Owen, a talented sportsman who played football for Newington FC and Cliftonville, has avoided those pitfalls and progressed to 8-0 as a pro. Victory against Dublin’s Martin Quinn on September 24 could push him to the verge of the title fights he craves.

“Boxing has always been in the family,” Owen explains.

“I started boxing in the Dockers. I went with my two cousins but they were actually boxers, I played football, I was always a football man.”

It wasn’t until he was in his early 20s that he started taking boxing seriously. He says he discovered that he was better with his hands than he was with his feet and so he knuckled down and entered the Ulster intermediate championships.

He began with a bang, knocking out his first opponent inside 20 seconds of the contest, went all the way to the final and forced his way into Antrim and Ulster teams, learning all the time.

“Since the first time I ever went into a boxing club I had a dream of being a pro,” he says.

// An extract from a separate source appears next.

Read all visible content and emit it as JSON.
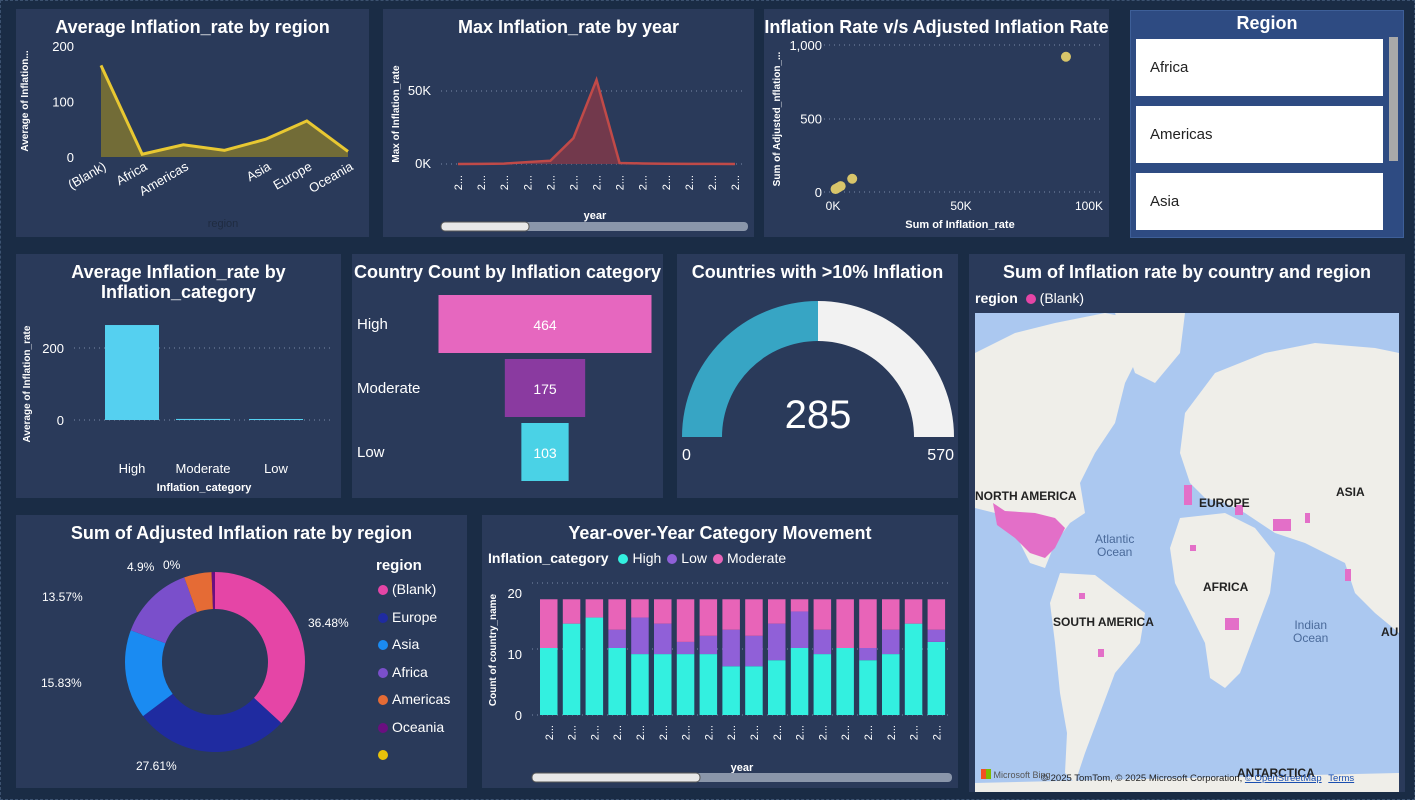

“But the penny didn’t really drop with me until I started fighting for Antrim and going away on trips and beating people – I went to Belgium and beat one of the top guys on the Belgian team and I went: ‘Flip, I could make a career out of this!’”

He worked as an upholsterer with his uncle but after making his pro debut in May 2019, he decided to throw everything he had into boxing and so he gave up full-time work and is now 8-0. He works part-time driving a taxi for sponsor B-Cabs but is able to devote his time to the noble art.

He trains with the astute Dee Walsh and sparred Pody McCrory in the build-up to McCrory’s WBC international super-middleweight title defence at the SSE Arena last month. He’s been sparring with featherweight Colm Murphy too and trains alongside Conor Quinn, a fighter he rates as “one of the most talented boxers in Ireland”.

“It’s a big stage for me,” he said, looking ahead to the Europa Hotel bill.

“Hopefully this is a coming-out fight for me and I can do well, put in a great performance and start fighting for titles.

“Things are starting to pay off here. I’ve got a domestic dust-up with Martin Quinn and it’s my first all-Irish fight and I’m really looking forward to it. It’s brilliant that I’m fighting someone from Ireland and Marty is game as a badger, he’ll come forward and he’ll throw loads of punches.

“It’ll be cracking scrap for the fans and it’s one to really look forward to and I definitely think I’ll come out the winner.

“I’ll shake his hand after it but, for now, we’re going in to take the head off each other.”